More questions than answers

The recently held American College of Cardiology (ACC) scientific session was flush with insights on cardiovascular disease, treatments, practice management and professional development. Several topics showed we still have many gaps in knowledge and understanding, though.

Two areas in particular stood out: renal denervation and cholesterol control. The late-breaking clinical trials included results from SYMPLICITY HTN-3, whose sponsor already announced had failed to meet its efficacy endpoint. Questions still swirl, but trial design can probably now be ruled out. It was a rigorous randomized sham-controlled trial.

Numerous observers made a point that the field lacks a reliable method to ascertain that denervation occurred. Some suggested operator inexperience could be a factor, although the interventionalists in the trial were among the best operators in the U.S. and the procedures were proctored. Previous trials have reported significant decreases in blood pressure readings in patients with uncontrolled hypertension treated with renal denervation; procedural differences may account for some of the discrepancy.

Results from a global registry, also presented at ACC.14, favored renal denervation. Lead investigator Michael Böhm, MD, PhD, University of Saarland in Homburg, Germany, suggested subpopulation differences may be worth exploring. Medtronic, sponsor of both studies, indicated it would fund another trial based on positive signals in its own subgroup analyses.

Deepak L. Bhatt, MD, MPH, SYMPLICITY HTN-3 lead investigator and an interventional cardiologist at Brigham and Women’s Hospital Heart and Vascular Center in Boston, told Cardiovascular Business that both presentations offered top-line findings. More analyses will follow.

Preventive guidelines published in 2013 by the American Heart Association and the ACC to reduce the risk of atherosclerotic disease in the U.S. remain a hot-button topic. A session titled “Statins in the Real World” was so packed that conference staff turned attendees away at the door. Does the risk calculator overestimate risk? Some studies say yes. Others support its use.

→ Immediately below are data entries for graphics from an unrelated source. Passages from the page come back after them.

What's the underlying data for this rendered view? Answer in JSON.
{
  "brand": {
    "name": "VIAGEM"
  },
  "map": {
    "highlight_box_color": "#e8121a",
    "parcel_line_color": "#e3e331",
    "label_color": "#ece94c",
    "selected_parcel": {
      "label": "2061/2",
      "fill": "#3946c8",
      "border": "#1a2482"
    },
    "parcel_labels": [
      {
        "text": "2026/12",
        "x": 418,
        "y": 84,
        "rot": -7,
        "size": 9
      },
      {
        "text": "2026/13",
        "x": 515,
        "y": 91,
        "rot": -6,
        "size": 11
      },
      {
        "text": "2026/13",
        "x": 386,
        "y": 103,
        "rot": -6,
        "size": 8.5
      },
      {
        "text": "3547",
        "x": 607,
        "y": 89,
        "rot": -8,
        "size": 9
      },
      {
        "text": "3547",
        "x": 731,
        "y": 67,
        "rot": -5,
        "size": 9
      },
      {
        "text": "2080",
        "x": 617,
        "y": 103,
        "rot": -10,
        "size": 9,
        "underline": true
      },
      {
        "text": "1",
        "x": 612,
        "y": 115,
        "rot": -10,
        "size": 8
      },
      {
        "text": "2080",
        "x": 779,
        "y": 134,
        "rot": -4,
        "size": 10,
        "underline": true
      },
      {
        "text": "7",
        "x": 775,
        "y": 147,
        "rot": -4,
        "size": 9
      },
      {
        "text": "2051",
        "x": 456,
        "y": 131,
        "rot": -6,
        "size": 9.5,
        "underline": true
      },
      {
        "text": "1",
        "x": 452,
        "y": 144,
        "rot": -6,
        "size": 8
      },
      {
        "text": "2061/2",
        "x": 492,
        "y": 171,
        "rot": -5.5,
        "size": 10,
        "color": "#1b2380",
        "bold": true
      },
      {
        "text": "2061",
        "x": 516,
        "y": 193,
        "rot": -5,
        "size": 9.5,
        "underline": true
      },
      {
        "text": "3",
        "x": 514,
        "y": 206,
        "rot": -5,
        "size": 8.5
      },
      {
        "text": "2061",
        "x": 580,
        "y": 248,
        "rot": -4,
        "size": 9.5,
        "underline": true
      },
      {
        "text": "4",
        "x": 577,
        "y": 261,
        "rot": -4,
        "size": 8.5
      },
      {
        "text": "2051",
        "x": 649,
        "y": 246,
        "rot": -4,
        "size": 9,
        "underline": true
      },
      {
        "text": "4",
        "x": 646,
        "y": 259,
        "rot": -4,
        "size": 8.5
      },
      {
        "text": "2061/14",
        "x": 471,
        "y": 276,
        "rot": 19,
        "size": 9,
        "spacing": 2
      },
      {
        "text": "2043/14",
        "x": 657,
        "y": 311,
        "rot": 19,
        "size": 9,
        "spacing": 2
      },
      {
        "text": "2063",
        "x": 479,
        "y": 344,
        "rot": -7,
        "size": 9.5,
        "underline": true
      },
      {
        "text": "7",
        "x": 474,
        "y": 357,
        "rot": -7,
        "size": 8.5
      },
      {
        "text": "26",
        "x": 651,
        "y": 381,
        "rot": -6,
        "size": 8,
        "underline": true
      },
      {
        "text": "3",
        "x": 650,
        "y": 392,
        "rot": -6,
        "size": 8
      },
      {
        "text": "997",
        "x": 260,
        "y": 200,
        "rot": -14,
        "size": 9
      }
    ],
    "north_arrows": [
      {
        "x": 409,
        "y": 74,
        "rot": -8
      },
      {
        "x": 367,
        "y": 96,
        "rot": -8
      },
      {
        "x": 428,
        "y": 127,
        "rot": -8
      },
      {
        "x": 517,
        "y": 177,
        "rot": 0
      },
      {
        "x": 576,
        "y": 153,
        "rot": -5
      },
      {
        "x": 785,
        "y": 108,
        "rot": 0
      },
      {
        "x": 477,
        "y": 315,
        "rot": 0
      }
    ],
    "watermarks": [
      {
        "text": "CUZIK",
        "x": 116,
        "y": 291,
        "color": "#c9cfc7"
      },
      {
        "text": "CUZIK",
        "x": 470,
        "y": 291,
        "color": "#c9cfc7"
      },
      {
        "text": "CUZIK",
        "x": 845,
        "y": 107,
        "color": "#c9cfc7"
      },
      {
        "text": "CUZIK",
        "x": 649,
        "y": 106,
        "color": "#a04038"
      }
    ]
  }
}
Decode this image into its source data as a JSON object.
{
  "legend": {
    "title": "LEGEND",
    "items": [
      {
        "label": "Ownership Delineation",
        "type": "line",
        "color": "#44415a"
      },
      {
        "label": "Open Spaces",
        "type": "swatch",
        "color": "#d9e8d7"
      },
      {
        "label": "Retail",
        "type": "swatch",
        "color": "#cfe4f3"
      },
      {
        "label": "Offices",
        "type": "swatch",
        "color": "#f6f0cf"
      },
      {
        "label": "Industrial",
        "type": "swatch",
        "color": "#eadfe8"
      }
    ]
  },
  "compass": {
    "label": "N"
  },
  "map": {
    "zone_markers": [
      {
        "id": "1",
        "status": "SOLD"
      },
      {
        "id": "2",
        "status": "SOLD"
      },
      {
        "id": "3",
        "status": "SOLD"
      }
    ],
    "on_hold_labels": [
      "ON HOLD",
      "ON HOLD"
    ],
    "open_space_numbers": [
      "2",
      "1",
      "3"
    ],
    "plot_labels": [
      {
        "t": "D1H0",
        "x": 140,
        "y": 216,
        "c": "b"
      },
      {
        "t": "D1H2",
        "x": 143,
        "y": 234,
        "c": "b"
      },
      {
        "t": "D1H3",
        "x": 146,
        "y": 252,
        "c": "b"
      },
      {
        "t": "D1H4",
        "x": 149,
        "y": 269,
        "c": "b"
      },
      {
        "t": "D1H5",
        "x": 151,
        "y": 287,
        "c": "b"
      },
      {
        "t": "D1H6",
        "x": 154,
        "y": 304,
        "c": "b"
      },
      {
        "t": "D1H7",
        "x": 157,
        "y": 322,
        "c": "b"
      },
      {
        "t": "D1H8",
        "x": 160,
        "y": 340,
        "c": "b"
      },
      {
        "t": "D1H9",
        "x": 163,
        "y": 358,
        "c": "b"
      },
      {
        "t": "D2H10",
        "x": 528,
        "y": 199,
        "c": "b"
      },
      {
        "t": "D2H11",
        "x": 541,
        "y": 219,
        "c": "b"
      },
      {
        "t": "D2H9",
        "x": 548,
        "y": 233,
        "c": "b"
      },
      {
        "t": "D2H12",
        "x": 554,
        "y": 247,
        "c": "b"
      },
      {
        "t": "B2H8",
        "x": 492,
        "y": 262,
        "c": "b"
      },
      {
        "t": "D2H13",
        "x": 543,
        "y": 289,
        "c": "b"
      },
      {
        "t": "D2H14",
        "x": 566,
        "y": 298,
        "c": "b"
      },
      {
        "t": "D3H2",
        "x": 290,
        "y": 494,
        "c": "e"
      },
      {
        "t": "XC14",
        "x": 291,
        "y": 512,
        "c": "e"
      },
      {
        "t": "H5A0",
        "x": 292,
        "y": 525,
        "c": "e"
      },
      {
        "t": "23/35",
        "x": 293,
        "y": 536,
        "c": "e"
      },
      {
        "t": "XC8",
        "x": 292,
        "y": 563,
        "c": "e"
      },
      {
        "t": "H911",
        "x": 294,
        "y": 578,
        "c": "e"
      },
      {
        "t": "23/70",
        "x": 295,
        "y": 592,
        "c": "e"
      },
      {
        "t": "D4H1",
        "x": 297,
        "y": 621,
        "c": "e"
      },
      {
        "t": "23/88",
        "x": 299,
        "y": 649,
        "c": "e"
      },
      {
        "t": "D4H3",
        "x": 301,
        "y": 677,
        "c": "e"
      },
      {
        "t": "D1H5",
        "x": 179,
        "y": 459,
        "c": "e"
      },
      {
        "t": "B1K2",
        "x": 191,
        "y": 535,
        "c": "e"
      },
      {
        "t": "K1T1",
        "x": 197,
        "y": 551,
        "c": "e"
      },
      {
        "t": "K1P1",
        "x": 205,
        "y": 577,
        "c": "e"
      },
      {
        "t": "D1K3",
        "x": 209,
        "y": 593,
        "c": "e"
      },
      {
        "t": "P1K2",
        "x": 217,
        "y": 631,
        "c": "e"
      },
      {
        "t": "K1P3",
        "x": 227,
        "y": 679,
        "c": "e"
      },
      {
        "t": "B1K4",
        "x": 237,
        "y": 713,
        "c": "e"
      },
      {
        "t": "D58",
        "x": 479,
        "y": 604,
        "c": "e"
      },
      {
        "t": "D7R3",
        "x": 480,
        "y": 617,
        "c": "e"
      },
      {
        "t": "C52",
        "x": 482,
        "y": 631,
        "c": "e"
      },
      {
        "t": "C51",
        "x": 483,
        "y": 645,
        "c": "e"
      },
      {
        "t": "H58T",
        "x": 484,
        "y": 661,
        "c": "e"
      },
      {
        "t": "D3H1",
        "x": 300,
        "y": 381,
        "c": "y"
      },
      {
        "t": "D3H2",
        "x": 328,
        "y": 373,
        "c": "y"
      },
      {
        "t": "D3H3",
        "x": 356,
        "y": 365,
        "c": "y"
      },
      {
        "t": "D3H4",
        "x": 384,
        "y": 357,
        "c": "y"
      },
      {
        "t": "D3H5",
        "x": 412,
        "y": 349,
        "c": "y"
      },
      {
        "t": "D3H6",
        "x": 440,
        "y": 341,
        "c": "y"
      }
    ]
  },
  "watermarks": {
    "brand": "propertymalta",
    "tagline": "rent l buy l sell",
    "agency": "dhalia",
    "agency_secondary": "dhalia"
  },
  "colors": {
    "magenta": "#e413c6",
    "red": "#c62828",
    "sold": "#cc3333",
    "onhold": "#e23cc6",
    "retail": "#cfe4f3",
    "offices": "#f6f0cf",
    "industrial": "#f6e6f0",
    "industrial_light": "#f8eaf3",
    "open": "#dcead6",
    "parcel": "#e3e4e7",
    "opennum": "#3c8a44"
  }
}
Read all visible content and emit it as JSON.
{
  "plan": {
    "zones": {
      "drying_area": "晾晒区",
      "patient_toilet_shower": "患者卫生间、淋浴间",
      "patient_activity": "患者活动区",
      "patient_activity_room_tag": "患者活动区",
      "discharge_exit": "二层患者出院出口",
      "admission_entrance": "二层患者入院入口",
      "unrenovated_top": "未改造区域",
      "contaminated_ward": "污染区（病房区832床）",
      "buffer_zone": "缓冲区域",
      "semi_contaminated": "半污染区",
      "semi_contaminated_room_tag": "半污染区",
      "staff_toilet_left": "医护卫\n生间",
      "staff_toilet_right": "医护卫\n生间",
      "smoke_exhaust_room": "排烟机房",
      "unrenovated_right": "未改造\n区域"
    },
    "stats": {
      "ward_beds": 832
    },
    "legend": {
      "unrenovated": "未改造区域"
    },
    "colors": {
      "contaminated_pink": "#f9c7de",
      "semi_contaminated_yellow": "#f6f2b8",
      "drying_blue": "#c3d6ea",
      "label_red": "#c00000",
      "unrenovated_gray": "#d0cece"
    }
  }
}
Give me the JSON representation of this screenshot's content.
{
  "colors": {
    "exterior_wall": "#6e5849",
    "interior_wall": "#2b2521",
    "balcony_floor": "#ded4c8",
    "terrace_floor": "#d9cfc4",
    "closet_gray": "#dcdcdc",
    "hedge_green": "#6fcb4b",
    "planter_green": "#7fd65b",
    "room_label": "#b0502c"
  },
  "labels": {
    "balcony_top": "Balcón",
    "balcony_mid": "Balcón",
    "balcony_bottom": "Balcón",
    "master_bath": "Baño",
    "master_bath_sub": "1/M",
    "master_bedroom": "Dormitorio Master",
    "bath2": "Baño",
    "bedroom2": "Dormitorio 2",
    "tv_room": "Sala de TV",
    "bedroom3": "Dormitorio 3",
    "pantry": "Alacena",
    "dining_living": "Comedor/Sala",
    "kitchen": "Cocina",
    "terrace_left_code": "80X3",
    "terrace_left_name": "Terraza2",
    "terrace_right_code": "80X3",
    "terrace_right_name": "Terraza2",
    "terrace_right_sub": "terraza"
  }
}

Physicians expressed their ambivalence and confusion about the guidelines at an evening educational session on lipid management. Neil Stone, MD, of Northwestern University Feinberg School of Medicine in Chicago and chair of the guideline committee, prefaced a summary of the guidelines by saying, “I have a tough task. I have to persuade you that what we said is a valuable place to start in your assessment and treatment of patients to reduce atherosclerotic cardiovascular risk.”

An attendee at a session on end-of-life issues raised what may have been the most poignant question. Physicians were discussing when, who and how to inform families that a patient was near the end of life. The attendee said the biggest question was why this talk was so sparsely attended. Admittedly, it was Monday, but nonetheless the continuum of care should include the end of life and physicians should be engaged in the process.

The panelists and the handful of nurses and physicians in the audience agreed that this issue needs to be moved to the forefront and given more prominence at the conference. Scheduling an evidence-based session at the beginning of the conference would be a start.